How It Compares to Side Sleeping
Sleeping on your side is generally more effective at reducing snoring than sleeping on your back in an elevated position. Side sleeping removes gravity from the equation almost entirely, since the tongue and soft palate fall sideways rather than backward into the airway. For many people, the simplest fix is training themselves to stay off their back, using a body pillow or a tennis ball sewn into the back of a sleep shirt.
That said, elevation and side sleeping aren’t mutually exclusive. If you naturally roll onto your back during the night, sleeping on an inclined surface provides a safety net. Some people combine a slight incline with side sleeping and find better results than either approach alone.

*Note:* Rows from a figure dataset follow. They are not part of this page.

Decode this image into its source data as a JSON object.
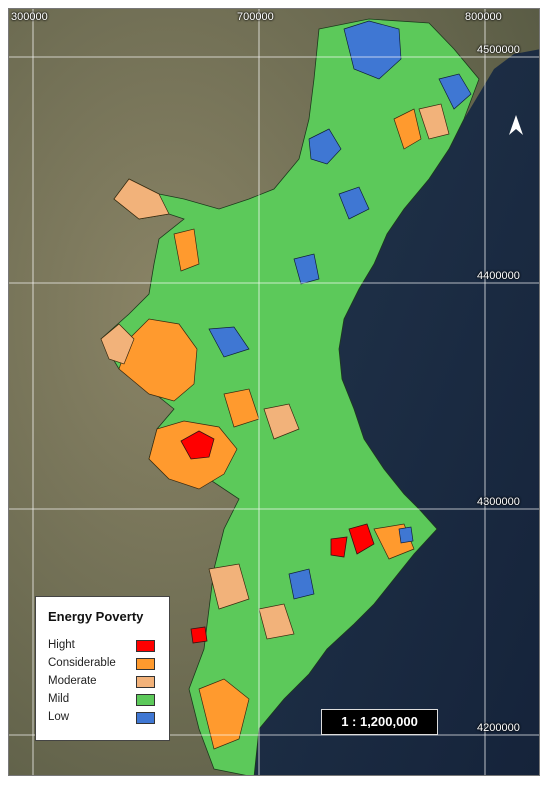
{
  "map": {
    "title": "",
    "grid_x_labels": [
      "300000",
      "700000",
      "800000"
    ],
    "grid_y_labels": [
      "4500000",
      "4400000",
      "4300000",
      "4200000"
    ],
    "scale_label": "1 : 1,200,000",
    "north_arrow": "north-arrow-icon",
    "colors": {
      "hight": "#ff0000",
      "considerable": "#ff9a2e",
      "moderate": "#f2b27a",
      "mild": "#5cc95a",
      "low": "#3f77d3",
      "sea": "#1c2c42",
      "land": "#6b6a52"
    }
  },
  "legend": {
    "title": "Energy Poverty",
    "items": [
      {
        "label": "Hight",
        "color": "#ff0000"
      },
      {
        "label": "Considerable",
        "color": "#ff9a2e"
      },
      {
        "label": "Moderate",
        "color": "#f2b27a"
      },
      {
        "label": "Mild",
        "color": "#5cc95a"
      },
      {
        "label": "Low",
        "color": "#3f77d3"
      }
    ]
  }
}
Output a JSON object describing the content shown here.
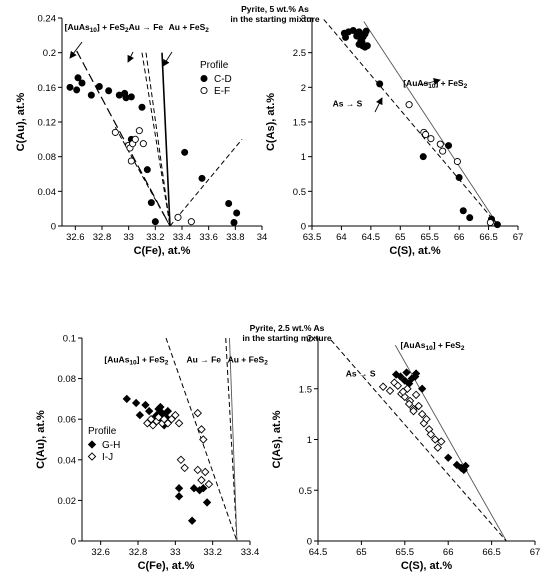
{
  "headers": [
    {
      "line1": "Pyrite, 5 wt.% As",
      "line2": "in the starting mixture"
    },
    {
      "line1": "Pyrite, 2.5 wt.% As",
      "line2": "in the starting mixture"
    }
  ],
  "chart_data": [
    {
      "id": "panel-a",
      "type": "scatter",
      "xlabel": "C(Fe), at.%",
      "ylabel": "C(Au), at.%",
      "xlim": [
        32.5,
        34
      ],
      "ylim": [
        0,
        0.24
      ],
      "xticks": [
        32.6,
        32.8,
        33,
        33.2,
        33.4,
        33.6,
        33.8,
        34
      ],
      "yticks": [
        0,
        0.04,
        0.08,
        0.12,
        0.16,
        0.2,
        0.24
      ],
      "yticks_text": [
        "0",
        "0.04",
        "0.08",
        "0.12",
        "0.16",
        "0.2",
        "0.24"
      ],
      "legend": {
        "title": "Profile",
        "position": "right",
        "entries": [
          {
            "label": "C-D",
            "marker": "filled-circle"
          },
          {
            "label": "E-F",
            "marker": "open-circle"
          }
        ]
      },
      "series": [
        {
          "name": "C-D",
          "marker": "filled-circle",
          "x": [
            32.56,
            32.62,
            32.65,
            32.61,
            32.72,
            32.78,
            32.85,
            32.93,
            32.98,
            33.02,
            32.97,
            33.1,
            33.14,
            33.17,
            33.2,
            33.42,
            33.55,
            33.75,
            33.81,
            33.79,
            33.02
          ],
          "y": [
            0.16,
            0.171,
            0.165,
            0.157,
            0.151,
            0.161,
            0.156,
            0.151,
            0.148,
            0.149,
            0.153,
            0.137,
            0.065,
            0.027,
            0.005,
            0.085,
            0.055,
            0.026,
            0.015,
            0.004,
            0.1
          ]
        },
        {
          "name": "E-F",
          "marker": "open-circle",
          "x": [
            32.9,
            33.0,
            33.01,
            33.03,
            33.05,
            33.08,
            33.11,
            33.02,
            33.37,
            33.47
          ],
          "y": [
            0.108,
            0.093,
            0.09,
            0.095,
            0.1,
            0.11,
            0.095,
            0.075,
            0.01,
            0.005
          ]
        }
      ],
      "lines": [
        {
          "name": "[AuAs10] + FeS2",
          "style": "long-dash",
          "x": [
            32.61,
            33.31
          ],
          "y": [
            0.202,
            0
          ]
        },
        {
          "name": "Au → Fe",
          "style": "dash",
          "x": [
            33.1,
            33.31
          ],
          "y": [
            0.2,
            0
          ]
        },
        {
          "name": "Au + FeS2",
          "style": "dash",
          "x": [
            33.13,
            33.31
          ],
          "y": [
            0.2,
            0
          ]
        },
        {
          "name": "Au + FeS2 (solid)",
          "style": "solid",
          "x": [
            33.25,
            33.31
          ],
          "y": [
            0.2,
            0
          ]
        },
        {
          "name": "E-F trend",
          "style": "dash",
          "x": [
            32.9,
            33.31
          ],
          "y": [
            0.114,
            0
          ]
        },
        {
          "name": "C-D trend (right)",
          "style": "dash",
          "x": [
            33.31,
            33.85
          ],
          "y": [
            0,
            0.1
          ]
        }
      ],
      "annotations": [
        {
          "text": "[AuAs",
          "sub": "10",
          "after": "] + FeS",
          "sub2": "2",
          "at": [
            32.52,
            0.226
          ]
        },
        {
          "text": "Au → Fe",
          "at": [
            33.0,
            0.226
          ]
        },
        {
          "text": "Au + FeS",
          "sub2": "2",
          "at": [
            33.3,
            0.226
          ]
        }
      ]
    },
    {
      "id": "panel-b",
      "type": "scatter",
      "xlabel": "C(S), at.%",
      "ylabel": "C(As), at.%",
      "xlim": [
        63.5,
        67
      ],
      "ylim": [
        0,
        3
      ],
      "xticks": [
        63.5,
        64,
        64.5,
        65,
        65.5,
        66,
        66.5,
        67
      ],
      "yticks": [
        0,
        0.5,
        1,
        1.5,
        2,
        2.5,
        3
      ],
      "series": [
        {
          "name": "C-D",
          "marker": "filled-circle",
          "x": [
            64.05,
            64.07,
            64.12,
            64.2,
            64.26,
            64.3,
            64.33,
            64.35,
            64.37,
            64.4,
            64.42,
            64.44,
            64.36,
            64.4,
            64.3,
            64.65,
            65.39,
            65.82,
            66.0,
            66.07,
            66.18,
            66.55,
            66.65
          ],
          "y": [
            2.78,
            2.72,
            2.8,
            2.82,
            2.74,
            2.8,
            2.67,
            2.65,
            2.73,
            2.77,
            2.81,
            2.6,
            2.6,
            2.58,
            2.62,
            2.05,
            1.0,
            1.16,
            0.7,
            0.22,
            0.12,
            0.1,
            0.02
          ]
        },
        {
          "name": "E-F",
          "marker": "open-circle",
          "x": [
            65.15,
            65.4,
            65.43,
            65.52,
            65.68,
            65.72,
            65.97,
            66.53
          ],
          "y": [
            1.75,
            1.35,
            1.32,
            1.26,
            1.18,
            1.08,
            0.93,
            0.05
          ]
        }
      ],
      "lines": [
        {
          "name": "[AuAs10] + FeS2",
          "style": "solid-gray",
          "x": [
            64.38,
            66.67
          ],
          "y": [
            2.95,
            0
          ]
        },
        {
          "name": "As → S",
          "style": "dash",
          "x": [
            63.7,
            66.67
          ],
          "y": [
            2.98,
            0
          ]
        }
      ],
      "annotations": [
        {
          "text": "[AuAs",
          "sub": "10",
          "after": "] + FeS",
          "sub2": "2",
          "at": [
            65.05,
            2.02
          ]
        },
        {
          "text": "As → S",
          "at": [
            63.85,
            1.72
          ]
        }
      ]
    },
    {
      "id": "panel-c",
      "type": "scatter",
      "xlabel": "C(Fe), at.%",
      "ylabel": "C(Au), at.%",
      "xlim": [
        32.5,
        33.4
      ],
      "ylim": [
        0,
        0.1
      ],
      "xticks": [
        32.6,
        32.8,
        33,
        33.2,
        33.4
      ],
      "yticks": [
        0,
        0.02,
        0.04,
        0.06,
        0.08,
        0.1
      ],
      "yticks_text": [
        "0",
        "0.02",
        "0.04",
        "0.06",
        "0.08",
        "0.1"
      ],
      "legend": {
        "title": "Profile",
        "position": "left",
        "entries": [
          {
            "label": "G-H",
            "marker": "filled-diamond"
          },
          {
            "label": "I-J",
            "marker": "open-diamond"
          }
        ]
      },
      "series": [
        {
          "name": "G-H",
          "marker": "filled-diamond",
          "x": [
            32.74,
            32.79,
            32.81,
            32.84,
            32.86,
            32.88,
            32.9,
            32.91,
            32.92,
            32.93,
            32.94,
            32.95,
            32.96,
            32.89,
            32.92,
            33.02,
            33.02,
            33.1,
            33.13,
            33.15,
            33.17,
            33.09
          ],
          "y": [
            0.07,
            0.068,
            0.062,
            0.067,
            0.064,
            0.06,
            0.062,
            0.065,
            0.06,
            0.063,
            0.057,
            0.061,
            0.064,
            0.059,
            0.066,
            0.026,
            0.022,
            0.026,
            0.025,
            0.026,
            0.019,
            0.01
          ]
        },
        {
          "name": "I-J",
          "marker": "open-diamond",
          "x": [
            32.85,
            32.87,
            32.88,
            32.9,
            32.91,
            32.93,
            32.94,
            32.96,
            32.98,
            33.0,
            33.02,
            33.12,
            33.14,
            33.15,
            33.03,
            33.05,
            33.12,
            33.14,
            33.16,
            33.18
          ],
          "y": [
            0.058,
            0.06,
            0.057,
            0.059,
            0.061,
            0.058,
            0.06,
            0.058,
            0.06,
            0.062,
            0.058,
            0.063,
            0.055,
            0.05,
            0.04,
            0.036,
            0.035,
            0.03,
            0.034,
            0.028
          ]
        }
      ],
      "lines": [
        {
          "name": "[AuAs10] + FeS2",
          "style": "dash",
          "x": [
            32.95,
            33.33
          ],
          "y": [
            0.1,
            0
          ]
        },
        {
          "name": "Au → Fe",
          "style": "dash",
          "x": [
            33.27,
            33.33
          ],
          "y": [
            0.1,
            0
          ]
        },
        {
          "name": "Au + FeS2",
          "style": "solid-gray",
          "x": [
            33.29,
            33.33
          ],
          "y": [
            0.1,
            0
          ]
        }
      ],
      "annotations": [
        {
          "text": "[AuAs",
          "sub": "10",
          "after": "] + FeS",
          "sub2": "2",
          "at": [
            32.62,
            0.088
          ]
        },
        {
          "text": "Au → Fe",
          "at": [
            33.06,
            0.088
          ]
        },
        {
          "text": "Au + FeS",
          "sub2": "2",
          "at": [
            33.28,
            0.088
          ]
        }
      ]
    },
    {
      "id": "panel-d",
      "type": "scatter",
      "xlabel": "C(S), at.%",
      "ylabel": "C(As), at.%",
      "xlim": [
        64.5,
        67
      ],
      "ylim": [
        0,
        2
      ],
      "xticks": [
        64.5,
        65,
        65.5,
        66,
        66.5,
        67
      ],
      "yticks": [
        0,
        0.5,
        1,
        1.5,
        2
      ],
      "series": [
        {
          "name": "G-H",
          "marker": "filled-diamond",
          "x": [
            65.4,
            65.45,
            65.5,
            65.52,
            65.55,
            65.58,
            65.62,
            65.63,
            65.7,
            66.0,
            66.1,
            66.15,
            66.2,
            66.18
          ],
          "y": [
            1.64,
            1.62,
            1.58,
            1.66,
            1.55,
            1.6,
            1.62,
            1.65,
            1.5,
            0.82,
            0.75,
            0.72,
            0.74,
            0.7
          ]
        },
        {
          "name": "I-J",
          "marker": "open-diamond",
          "x": [
            65.25,
            65.33,
            65.38,
            65.42,
            65.46,
            65.5,
            65.53,
            65.56,
            65.6,
            65.63,
            65.66,
            65.7,
            65.72,
            65.75,
            65.78,
            65.8,
            65.85,
            65.88,
            65.92,
            65.55,
            65.48,
            65.6
          ],
          "y": [
            1.52,
            1.48,
            1.56,
            1.53,
            1.45,
            1.42,
            1.5,
            1.38,
            1.3,
            1.44,
            1.33,
            1.25,
            1.16,
            1.2,
            1.1,
            1.05,
            1.0,
            0.92,
            0.98,
            1.35,
            1.47,
            1.28
          ]
        }
      ],
      "lines": [
        {
          "name": "[AuAs10] + FeS2",
          "style": "solid-gray",
          "x": [
            65.39,
            66.67
          ],
          "y": [
            1.93,
            0
          ]
        },
        {
          "name": "As → S",
          "style": "dash",
          "x": [
            64.65,
            66.67
          ],
          "y": [
            1.98,
            0
          ]
        }
      ],
      "annotations": [
        {
          "text": "[AuAs",
          "sub": "10",
          "after": "] + FeS",
          "sub2": "2",
          "at": [
            65.45,
            1.9
          ]
        },
        {
          "text": "As → S",
          "at": [
            64.82,
            1.62
          ]
        }
      ]
    }
  ]
}
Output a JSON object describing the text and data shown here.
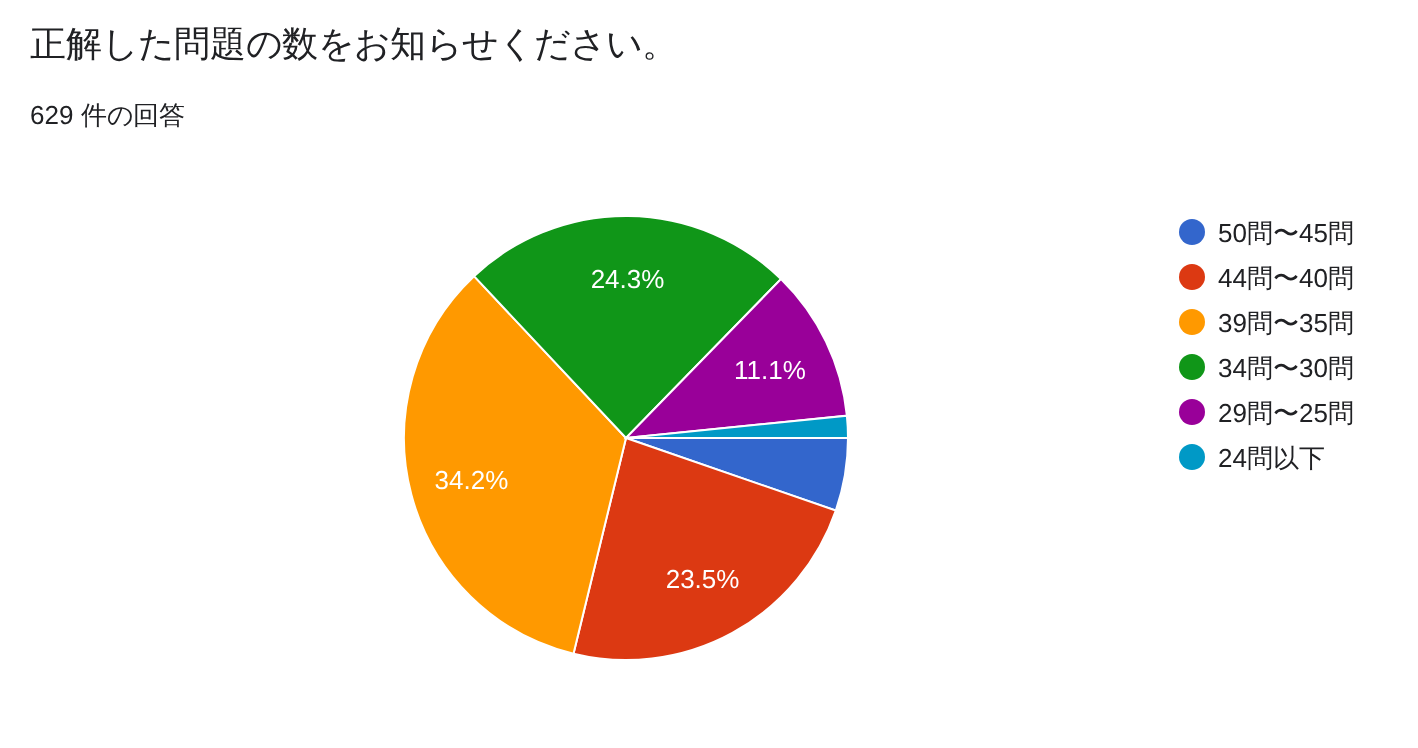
{
  "chart_data": {
    "type": "pie",
    "title": "正解した問題の数をお知らせください。",
    "subtitle": "629 件の回答",
    "categories": [
      "50問〜45問",
      "44問〜40問",
      "39問〜35問",
      "34問〜30問",
      "29問〜25問",
      "24問以下"
    ],
    "values": [
      5.3,
      23.5,
      34.2,
      24.3,
      11.1,
      1.6
    ],
    "colors": [
      "#3366cc",
      "#dc3912",
      "#ff9900",
      "#109618",
      "#990099",
      "#0099c6"
    ],
    "value_labels": [
      null,
      "23.5%",
      "34.2%",
      "24.3%",
      "11.1%",
      null
    ],
    "legend": "right"
  }
}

When Propping Up Isn’t Enough
Elevation works best for people whose snoring is primarily positional, meaning it’s worst or only present when they sleep on their back. If you snore heavily regardless of position, the obstruction is likely more structural, involving enlarged tonsils, a thick neck, significant nasal congestion, or excess tissue in the throat. In those cases, positional changes alone won’t address the root cause.
Snoring that comes with pauses in breathing, gasping or choking awakenings, morning headaches, or persistent daytime sleepiness often points to obstructive sleep apnea. Sleep apnea involves repeated complete or near-complete airway collapse, and while elevation reduces the frequency of these events, a 25% reduction (from 24 episodes per hour to 18, in the study data) still leaves a clinically significant number of breathing interruptions. People with moderate to severe sleep apnea typically need more targeted treatment.
Weight also plays a role. Excess tissue around the neck and throat increases the force pulling the airway closed, and elevation can only partially counteract that. Losing even a modest amount of weight, if applicable, tends to amplify the benefit of positional strategies.
Making It Work in Practice
If you want to try elevation, aim for a 30-degree incline of the upper body. That’s roughly the angle of a recliner tilted partway back. Start with a wedge pillow if you’re testing the approach before investing in an adjustable bed. Give it at least a week or two, since it takes a few nights to adjust to sleeping at an angle, and ask your bed partner whether the snoring has changed (or use a snoring-tracking app to measure it yourself).
Pay attention to your neck and back. If you’re waking up with new pain, the angle is too steep, the support isn’t distributed evenly, or you’re bending at the neck rather than the torso. A pillow that forces your neck into a bent position, whether from side sleeping or back sleeping, creates its own problems over time.
For many people, propping up is one piece of a larger puzzle. Combining elevation with side sleeping, avoiding alcohol before bed (which relaxes throat muscles), and keeping nasal passages clear tends to produce better results than any single change on its own.